Tragedy spurs Muslim student’s effort to bring understanding

By Fariss Samarrai

The Twin Towers fell one month after Zeenat Iqbal arrived at U.Va. as a third-year commerce student from India.

“My God,” she thought.

Zeenat Iqbal
Photo by Andrew Shurtleff
“Islam is peace,” says Zeenat Iqbal.

She immediately sent an e-mail to her sister in New York City.

Her sister was OK.

Iqbal’s next thought was, “Please don’t let them blame the Muslims.” Enough horror had been committed in the name of her religion.

That Friday Iqbal went to the Muslim mosque in Charlottesville and prayed for the victims. She had to do something. And she realized that doing something included speaking about her religion to anybody who would listen.

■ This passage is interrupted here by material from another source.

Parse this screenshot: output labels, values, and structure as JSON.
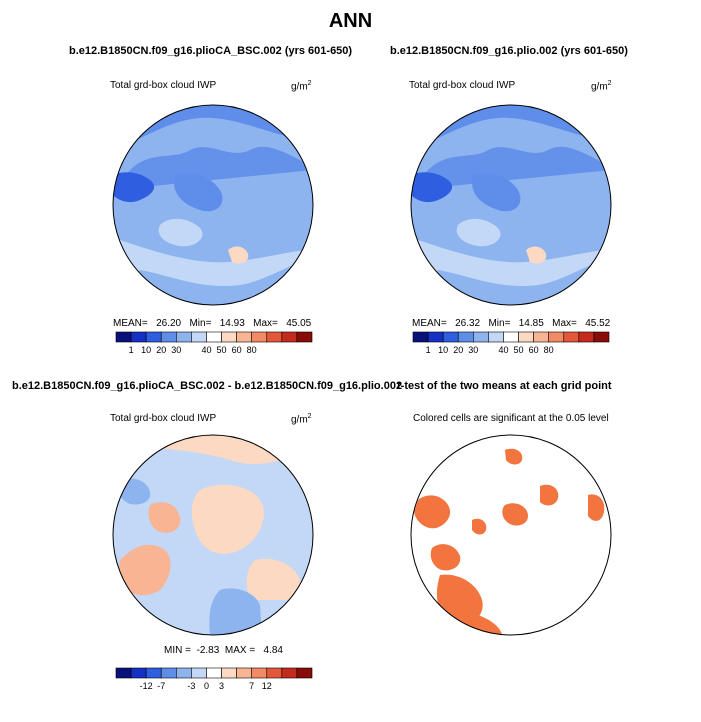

“Islam is peace,” Iqbal said. “That is how I have always known it.”

But people were asking her, “‘What is jihad, and why would anybody use religion to kill themselves and other people?’”

With time, she eventually would answer, “People who would kill in the name of Islam have a misunderstanding of the meaning of the religion. They are taking passages from the Quran out of context.”

The Islam Iqbal knows is about one God, justice and equality. It is her moral foundation, the comforting and familiar ground she seeks in a difficult world.
“In India I took my religion for granted,” she said. “But here I turned toward it to support myself and the morals I was brought up with, and it has helped me to focus on succeeding here. I practice my religion in my daily life.”

Iqbal has found many friends at U.Va., both Muslim and non-Muslim Americans and other international students. She joined the Muslim Students Association, which she said is dedicated to bringing understanding between the religions, and she has worked on a number of interfaith projects toward this purpose.

Iqbal said her friends have bescome her family here, filling the vacuum of life away from home.

“U.Va. has been so supportive to the Muslim community,” she said. “The administration and University Police have been protective, and the teach-ins have been helpful. People want to understand Islam and are seeking to learn more.”

Iqbal said events of the last couple of years have changed her own goals. She has since taken several history and religious studies courses and hopes to attend law school.

“I want to help bring about a great understanding among peoples,” she said.